Milk Fatty Acids as Biomarkers of Metabolic Diseases in Dairy Cows identified through Thin Layer Chromatography and Gas Chromatographic Techniques (TLC-GC)
Abstract
In the transition period an excessive mobilization of adipose tissue in high milk production dairy cows predisposes to metabolic diseases as subclinical ketosis. The aim of this research was to identify the association between the concentration of milk fatty acids and the elevated plasmatic value of Non Esterified Fatty Acid (NEFA) for the diagnosis of excessive lipomobilization in dairy cows using Thin Layer Chromatography and Gas Chromatographic Techniques (TLC-GC). Fifty-four multiparous Holstein–Friesian dairy cows in the first phase of lactation were enrolled in the study. Blood samples from the coccygeal vein were collected and Non-Esterified Fatty Acids (NEFA) was evaluated in laboratory of University of Padua. Milk samples (40 mL) were taken at the evening milking from each bovine enrolled in the trial. Animals were divided into two groups on the basis of blood NEFA: healthy animals (NEFA-0) with a value of NEFA ≤ 0.57 mEq/L and sick animals (NEFA-1) with a value of NEFA> 0.57 mEq/L.

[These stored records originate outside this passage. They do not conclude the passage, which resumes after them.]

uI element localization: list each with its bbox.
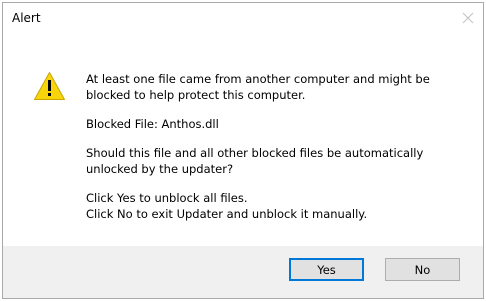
button-bar: Yes No <box>3 246 483 298</box>
no-button[interactable]: No <box>385 258 460 281</box>
message-paragraph-origin: At least one file came from another comp… <box>86 72 430 102</box>
message-text: At least one file came from another comp… <box>86 71 471 235</box>
warning-icon <box>33 71 66 101</box>
alert-dialog: Alert At least one file came from anothe… <box>2 2 484 299</box>
message-paragraph-blocked-file: Blocked File: Anthos.dll <box>86 117 219 131</box>
window-title: Alert <box>12 11 41 25</box>
close-icon[interactable] <box>457 7 479 29</box>
dialog-content: At least one file came from another comp… <box>3 33 483 248</box>
message-paragraph-question: Should this file and all other blocked f… <box>86 146 424 176</box>
message-paragraph-instructions: Click Yes to unblock all files. Click No… <box>86 191 368 221</box>
title-bar[interactable]: Alert <box>3 3 483 33</box>
yes-button[interactable]: Yes <box>289 258 364 281</box>
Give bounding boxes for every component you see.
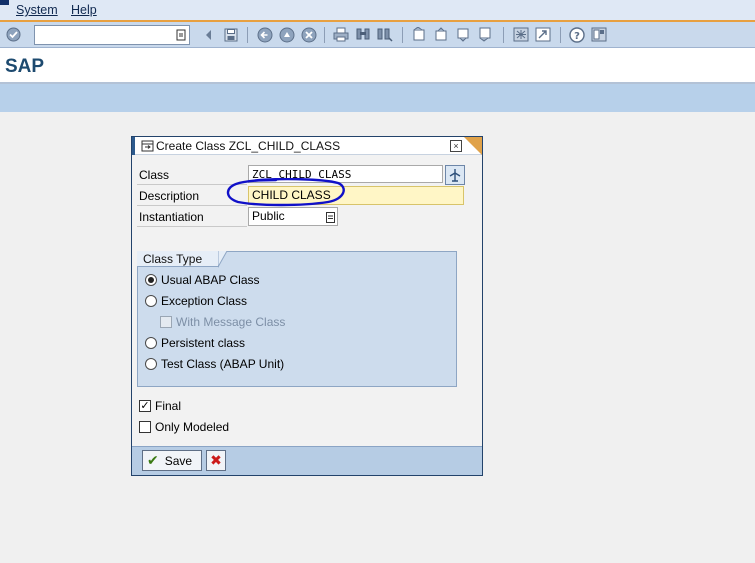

Milk fatty acids concentrations have been evaluated in 4 lipid classes: Free Fatty Acids (FFA), Cholesterol Esters (CE), Phospholipids (PL), and Triglycerides (TG). Data were analysed using SAS system software (version 9.4; SAS Institute Inc., Cary, NC, USA). The General Linear Model (GLM) analysis was performed for repeated measurements in order to evaluate the differences in the composition of milk fatty acids related to the four lipid fractions in function of two different NEFA blood concentrations (NEFA-0 vs NEFA-1). The results showed the following statistical significance (p ≤ 0.05) in the milk lipid classes: two fatty acids were significant in CE, one fatty acid was significant in FFA, nine fatty acids were significant in TG and one fatty acid was significant in PL. These milk fatty acids, with predictive value for the development of metabolic disorder, could be considered valuable new biomarkers.